La operación 'Récord' comenzó el pasado día 1 de abril, días después de que las autoridades polacas emitieran una orden europea de detención contra Marek por delitos contra el orden público y la seguridad del Estado. Desde ese momento, agentes del Grupo de Localización de Fugitivos de la Policía Nacional iniciaron una investigación para buscar al prófugo en estrecha colaboración con la policía polaca.

Gracias a la coordinación y al intercambio de información de los agentes de ambos países, la policía logró localizar el rastro del fugitivo en Cullera, concretamente en un piso de lujo, donde residía de forma discreta en compañía de su pareja. Marek no utilizaba su teléfono móvil ni tarjetas de crédito y pagaba su gastos en España con dinero en efectivo para impedir que la policía siguiera su rastro. Tras localizar su domicilio en un bloque de apartamentos en Cullera, varios agentes de paisano montaron un operativo de vigilancia en los alrededores para detenerlo, pero el fugitivo apenas salía a la calle.

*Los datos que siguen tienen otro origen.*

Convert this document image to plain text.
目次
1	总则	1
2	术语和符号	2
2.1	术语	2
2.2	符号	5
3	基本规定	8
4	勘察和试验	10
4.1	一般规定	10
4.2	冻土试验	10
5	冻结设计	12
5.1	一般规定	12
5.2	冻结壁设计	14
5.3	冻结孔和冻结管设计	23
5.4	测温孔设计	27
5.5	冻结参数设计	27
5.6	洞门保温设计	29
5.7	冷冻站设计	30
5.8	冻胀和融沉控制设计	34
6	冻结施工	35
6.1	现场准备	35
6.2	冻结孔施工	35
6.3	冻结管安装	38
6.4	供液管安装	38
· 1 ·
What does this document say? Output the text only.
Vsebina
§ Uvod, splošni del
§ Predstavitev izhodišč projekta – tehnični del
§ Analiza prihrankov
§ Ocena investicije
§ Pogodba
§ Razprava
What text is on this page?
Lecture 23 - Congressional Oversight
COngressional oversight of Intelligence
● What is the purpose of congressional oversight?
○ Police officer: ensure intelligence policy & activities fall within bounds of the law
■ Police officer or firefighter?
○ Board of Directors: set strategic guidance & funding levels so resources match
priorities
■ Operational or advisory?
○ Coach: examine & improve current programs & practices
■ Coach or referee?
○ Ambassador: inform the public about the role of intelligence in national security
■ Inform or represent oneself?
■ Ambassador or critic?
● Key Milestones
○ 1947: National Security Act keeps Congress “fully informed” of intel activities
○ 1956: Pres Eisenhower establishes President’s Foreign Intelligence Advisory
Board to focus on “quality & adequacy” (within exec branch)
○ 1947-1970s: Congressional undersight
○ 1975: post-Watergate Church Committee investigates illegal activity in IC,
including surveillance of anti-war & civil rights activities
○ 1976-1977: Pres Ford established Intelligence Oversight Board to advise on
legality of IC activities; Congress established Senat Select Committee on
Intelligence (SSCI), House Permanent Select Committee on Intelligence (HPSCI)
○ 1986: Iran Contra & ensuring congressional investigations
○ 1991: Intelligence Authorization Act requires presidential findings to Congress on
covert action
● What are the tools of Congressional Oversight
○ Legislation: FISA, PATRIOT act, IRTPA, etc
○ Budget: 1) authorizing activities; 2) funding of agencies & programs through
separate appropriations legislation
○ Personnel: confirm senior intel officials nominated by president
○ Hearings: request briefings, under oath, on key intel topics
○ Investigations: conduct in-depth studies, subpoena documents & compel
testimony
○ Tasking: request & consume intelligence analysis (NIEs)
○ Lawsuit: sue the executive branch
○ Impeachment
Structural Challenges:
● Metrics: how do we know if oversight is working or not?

Cuando los policías acudieron a la vivienda, la pareja de Marek pidió a los agentes que entraran con urgencia, porque el prófugo amenazaba con saltar al vacío desde el balcón de la novena planta tras detectar la presencia policial. Después de unos minutos de nerviosismo y tensión, los agentes lograron convencerlo para que depusiera su actitud y lo detuvieron sin más incidentes. Los policías llegaron a activar el protocolo de aviso a un negociador de la policía, según informaron fuentes del Ministerio del Interior, aunque los agentes del Grupo de Localización de Fugitivos consiguieron resolver la situación con diligencia y prontitud.

El prófugo arrestado es un multimillonario polaco que comenzó su carrera profesional con 22 años tras convertirse en un especialista en inversión. Marek es propietario de numerosos inmuebles en las ciudades más grandes de Polonia y en 2013 ocupó el número 67 en la lista de Wprost (las 100 personas más ricas de este país). Antes del escándalo de las escuchas, el fugitivo fundó la empresa Electus, que se dedica a la compra de deudas de gobiernos locales y hospitales públicos, y creó un fondo de inversión con su nombre. También inició proyectos innovadores y llegó a tener acciones en cerca de 30 compañías.